The Box of Delights to be filmed

Writing about John Masefield yesterday I discovered that "The Box of Delights" is to be filmed.

Variety reports:
Brit Mike Newell will direct "The Box of Delights," based on John Masefield's classic 1930s children's novel about a boy entrusted with a magic box that allows him to travel through time.
Brit shingle Brilliant Films is funding development of the feature, which Frank Cottrell Boyce ("Millions") is adapting.
I am afraid Variety reports are like that.

Interestingly, Mike Newell is quoted as saying:
"I first heard 'Box of Delights' as a radio play on the BBC when I was a boy ... I was immediately seduced by the tingling, opening harp music and the fantastical, mysterious, magic story that followed."
I remember hearing The Box of Delights on the radio too and being utterly enchanted by it. But Newell is 18 years older than me, so his must have been a different play.

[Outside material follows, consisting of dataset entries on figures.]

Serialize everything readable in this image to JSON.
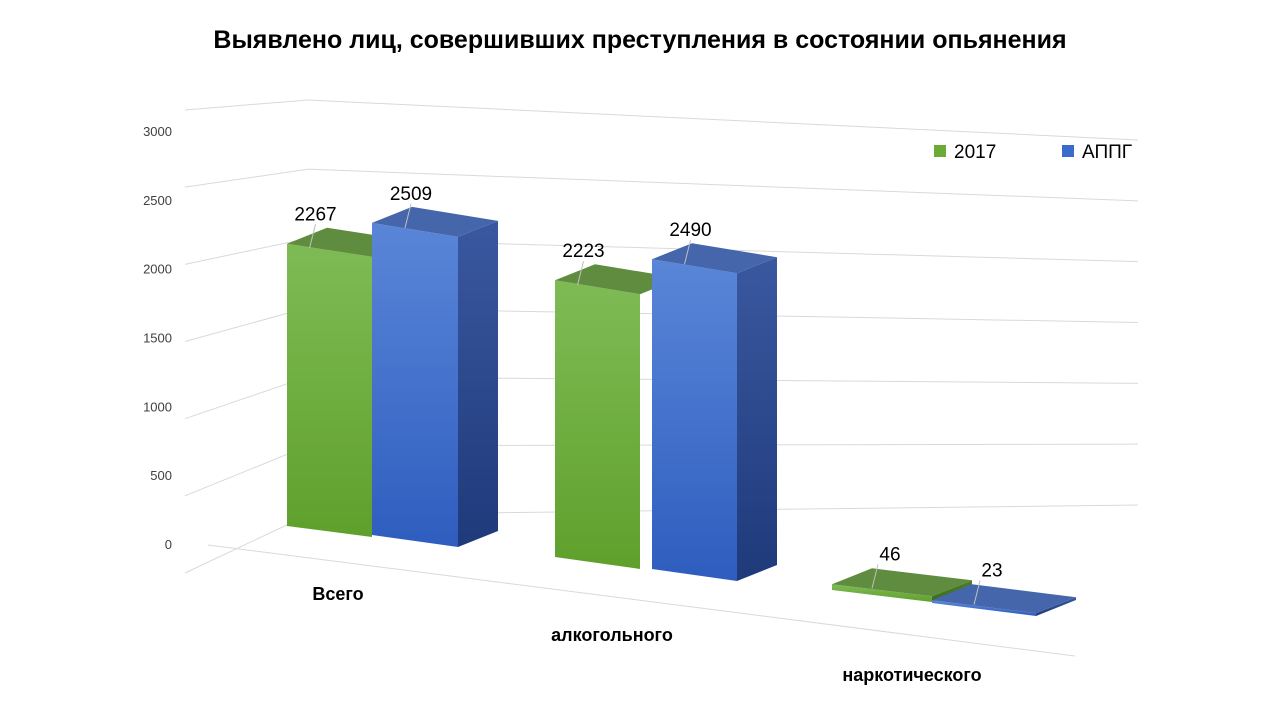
{
  "chart_data": {
    "type": "bar",
    "title": "Выявлено лиц, совершивших преступления в состоянии опьянения",
    "categories": [
      "Всего",
      "алкогольного",
      "наркотического"
    ],
    "series": [
      {
        "name": "2017",
        "values": [
          2267,
          2223,
          46
        ],
        "color": "#6aaa35"
      },
      {
        "name": "АППГ",
        "values": [
          2509,
          2490,
          23
        ],
        "color": "#3b6ccc"
      }
    ],
    "yticks": [
      0,
      500,
      1000,
      1500,
      2000,
      2500,
      3000
    ],
    "ylim": [
      0,
      3000
    ],
    "xlabel": "",
    "ylabel": "",
    "grid": true,
    "legend_position": "top-right",
    "style": "3d-clustered-column"
  }
}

Much later: If the Wikipedia page is correct then Newell is remembering a 1955 production and I must be remembering one from as early as 1966. No wonder I was bowled over at the ago of 6. Bizarrely to modern tastes, Patricia Hayes played Kay Harker (a boy) in both versions.

5 comments:

Frank H Little said...

There was a good BBC TV adaptation, too, with Patrick Troughton as the Punch-and-Judy man. It included an episode in the book dropped from the radio adaptation. Its only fault was the rather primitive (by today's CGI standards) animations.

Frank H Little said...

Oops! That comes of commenting before reading all the earlier postings, such as "John Masefield, Traffic and Aston Tirrold".

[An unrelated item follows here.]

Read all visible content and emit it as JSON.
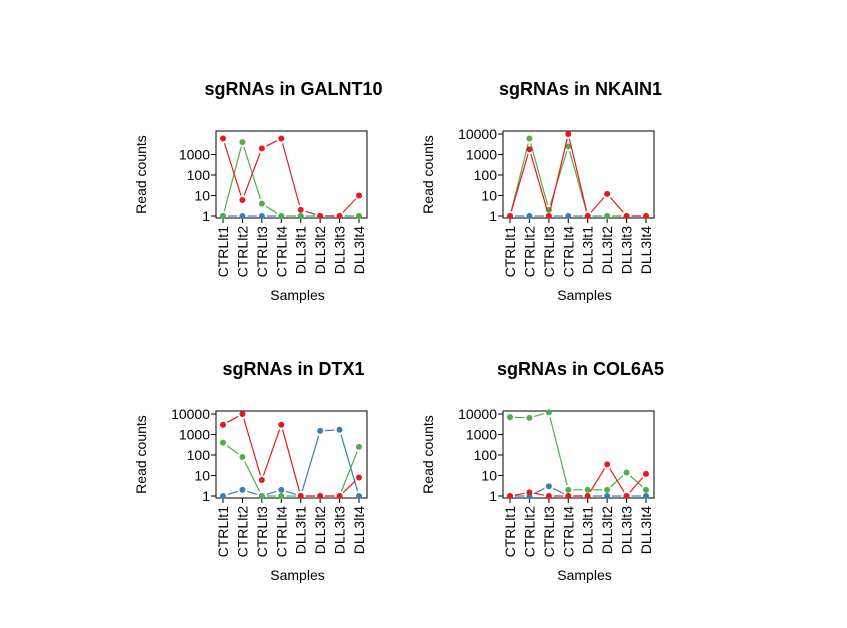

I would add that the harp music Mike Newell remembers must be the rhythmic figure in the slow movement of Hely-Hutchinson's "Carol Symphony". This ingenious orchestration of traditional carols was used as incidental music throughout the 1940s radio adaptation.

Iain said...

I agree with Frank, the BBC adaptation in 1984 with Patrick Troughton was really quite magical.

Although I was far too old by that time to be in the target age group I found myself quite enchanted by it.

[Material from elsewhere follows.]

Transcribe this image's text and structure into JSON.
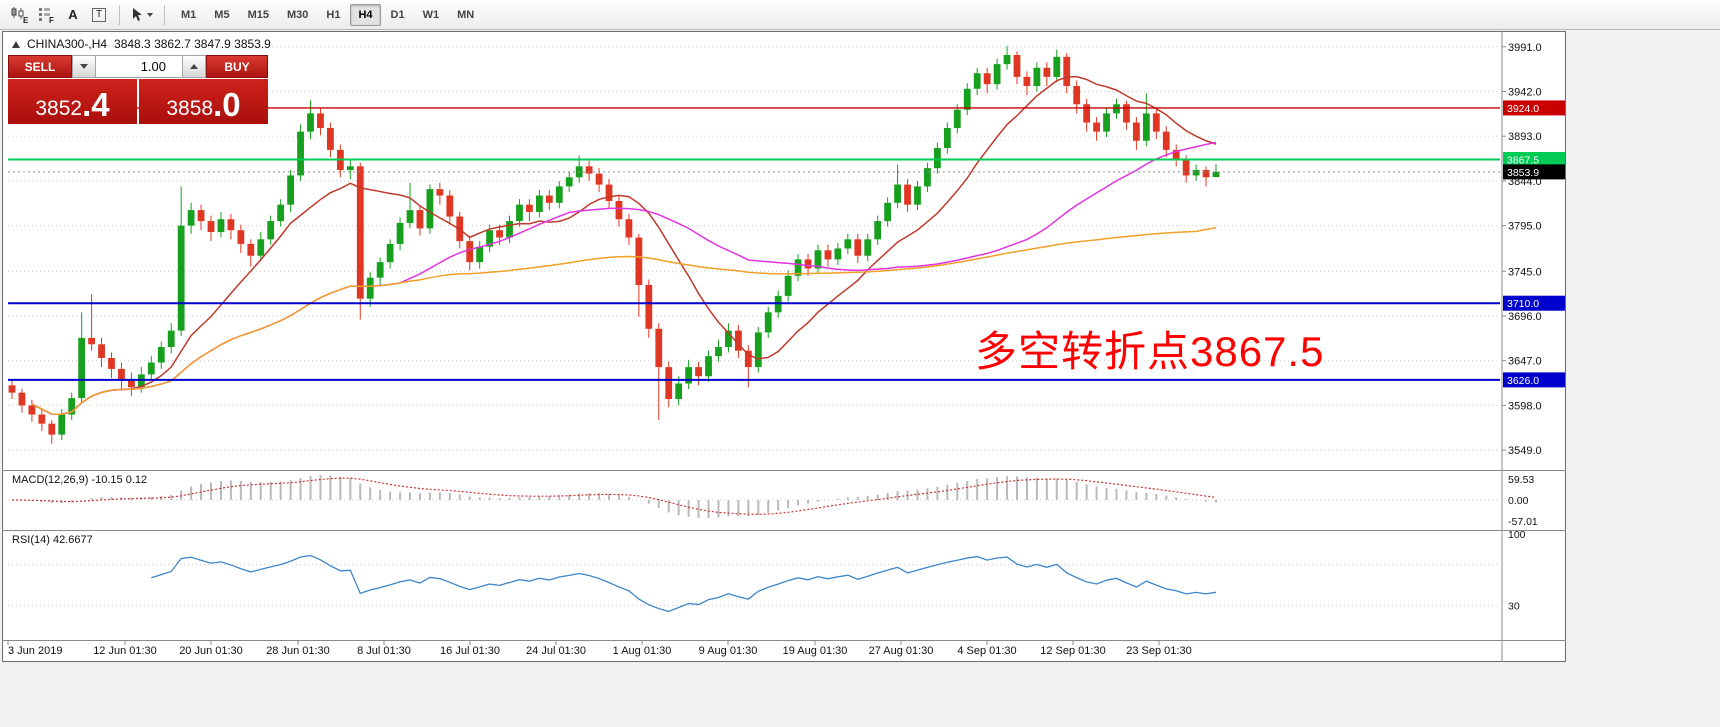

I bought the DVD a couple of years back and likewise was struck by the outdated animations.

Ian Ridley said...

I bought the TV adaptation only last month and it holds up very well. I loved it as a 12 year old when was first broadcast

Michael said...

I remember making mince pies with my mother on Chrstmas Eve 1966 and listening to the magical radio play. But this particular version seems sadly now to be lost. Such a pity.